The U.S. has an epidemic of kidney disease. High rates of obesity, diabetes and hypertension contribute to kidney failure. About 80 percent people on the waitlist for an organ transplant in the country are looking for kidney. About 7 percent of the national waitlist for organs–a disproportionately high level of the populace–are located in New York City, according to LiveOnNY.
There are about 8,000 people in this area waiting for a kidney, while there are only about 300 organ donors each year, according to Helen Irving, president and CEO of the organ procurement organizations LiveOnNY and a former clinical nurse.
Despite the odds, Caines is hopeful that he will climb to the top of the heap. Not only is he on the list in New York state, but in Florida, too. Caines said that he saves money so that can travel down to Miami regularly to renew his spot on the transplant list in that area as well.
In her role as CEO of LiveOnNY, Irving said that she advocates for people not just to join the organ donor registry, but also considering whether they would want to be a living donor as well.
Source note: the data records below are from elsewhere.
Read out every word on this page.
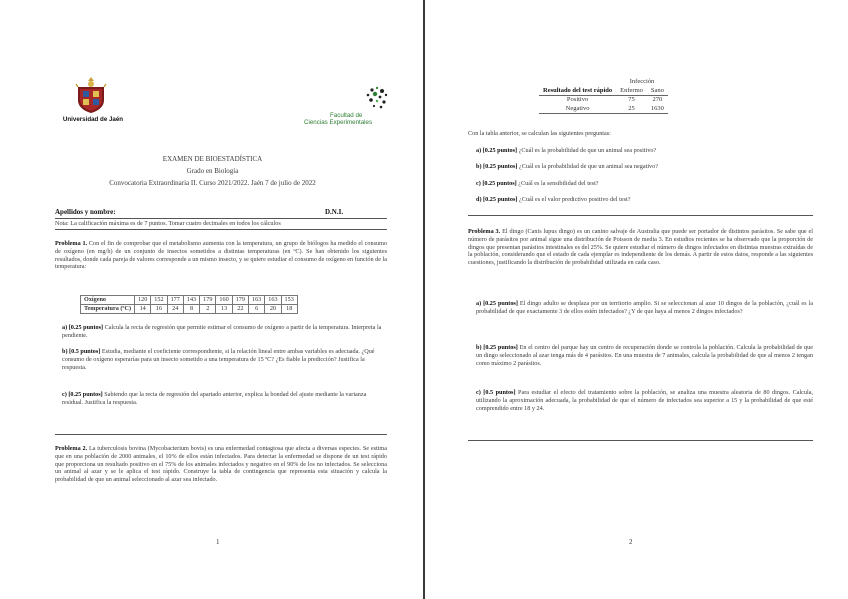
Universidad de Jaén
Facultad de
Ciencias Experimentales
EXAMEN DE BIOESTADÍSTICA
Grado en Biología
Convocatoria Extraordinaria II. Curso 2021/2022. Jaén 7 de julio de 2022
Apellidos y nombre:	D.N.I.
Nota: La calificación máxima es de 7 puntos. Tomar cuatro decimales en todos los cálculos
Problema 1. Con el fin de comprobar que el metabolismo aumenta con la temperatura, un grupo de biólogos ha medido el consumo de oxígeno (en mg/h) de un conjunto de insectos sometidos a distintas temperaturas (en ºC). Se han obtenido los siguientes resultados, donde cada pareja de valores corresponde a un mismo insecto, y se quiere estudiar el consumo de oxígeno en función de la temperatura:
Oxígeno	120	152	177	143	179	160	179	163	163	153
Temperatura (ºC)	14	16	24	8	2	13	22	6	20	18
a) [0.25 puntos] Calcula la recta de regresión que permite estimar el consumo de oxígeno a partir de la temperatura. Interpreta la pendiente.
b) [0.5 puntos] Estudia, mediante el coeficiente correspondiente, si la relación lineal entre ambas variables es adecuada. ¿Qué consumo de oxígeno esperarías para un insecto sometido a una temperatura de 15 ºC? ¿Es fiable la predicción? Justifica la respuesta.
c) [0.25 puntos] Sabiendo que la recta de regresión del apartado anterior, explica la bondad del ajuste mediante la varianza residual. Justifica la respuesta.
Problema 2. La tuberculosis bovina (Mycobacterium bovis) es una enfermedad contagiosa que afecta a diversas especies. Se estima que en una población de 2000 animales, el 10% de ellos están infectados. Para detectar la enfermedad se dispone de un test rápido que proporciona un resultado positivo en el 75% de los animales infectados y negativo en el 90% de los no infectados. Se selecciona un animal al azar y se le aplica el test rápido. Construye la tabla de contingencia que representa esta situación y calcula la probabilidad de que un animal seleccionado al azar sea infectado.
1
	Infección	
Resultado del test rápido	Enfermo	Sano
Positivo	75	270
Negativo	25	1630
Con la tabla anterior, se calculan las siguientes preguntas:
a) [0.25 puntos] ¿Cuál es la probabilidad de que un animal sea positivo?
b) [0.25 puntos] ¿Cuál es la probabilidad de que un animal sea negativo?
c) [0.25 puntos] ¿Cuál es la sensibilidad del test?
d) [0.25 puntos] ¿Cuál es el valor predictivo positivo del test?
Problema 3. El dingo (Canis lupus dingo) es un canino salvaje de Australia que puede ser portador de distintos parásitos. Se sabe que el número de parásitos por animal sigue una distribución de Poisson de media 3. En estudios recientes se ha observado que la proporción de dingos que presentan parásitos intestinales es del 25%. Se quiere estudiar el número de dingos infectados en distintas muestras extraídas de la población, considerando que el estado de cada ejemplar es independiente de los demás. A partir de estos datos, responde a las siguientes cuestiones, justificando la distribución de probabilidad utilizada en cada caso.
a) [0.25 puntos] El dingo adulto se desplaza por un territorio amplio. Si se seleccionan al azar 10 dingos de la población, ¿cuál es la probabilidad de que exactamente 3 de ellos estén infectados? ¿Y de que haya al menos 2 dingos infectados?
b) [0.25 puntos] En el centro del parque hay un centro de recuperación donde se controla la población. Calcula la probabilidad de que un dingo seleccionado al azar tenga más de 4 parásitos. En una muestra de 7 animales, calcula la probabilidad de que al menos 2 tengan como máximo 2 parásitos.
c) [0.5 puntos] Para estudiar el efecto del tratamiento sobre la población, se analiza una muestra aleatoria de 80 dingos. Calcula, utilizando la aproximación adecuada, la probabilidad de que el número de infectados sea superior a 15 y la probabilidad de que esté comprendido entre 18 y 24.
2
Bayside resident Stuart Weiss is one patient hoping to find such a donor. After 40 years of living diabetes, he recently received the news that he was going to need a kidney transplant. Since then he’s been campaigning around the area with flyers baring his medical problems in the hopes that he might find someone who will make the sacrifice to give him a kidney.
“I’m putting [flyers] into stores. I gotta get the maximum amount of people to be aware. Not only me — I’m only one person, but there are thousands and thousands of people that suffer from the same thing,” said Weiss.
Caines and Weiss are among the more than 113,000 people across the country waiting for an organ transplant. Kidney disease is expensive. When and if they do secure a kidney transplants, the men would incur the costs of regular doctor visits and anti-rejection medication.
While the expenses are daunting, Irving said that it’s actually cheaper to actually cheaper to the health care system to give someone a transplant rather than continue to give them dialysis three times a week.
“We’re actually costing the healthcare system a lot less money over time to actually transplant as many patients as we possibly can. From an organ donation perspective, those costs are not borne by the patient,” said Irving. “All of those costs would be borne by the patient’s insurance and that also includes Medicare and Medicaid.”
As of 2018, the total Medicare spending on both chronic kidney disease and end-stage renal disease patients was in excess of $114 billion, according to the United States Renal Data System.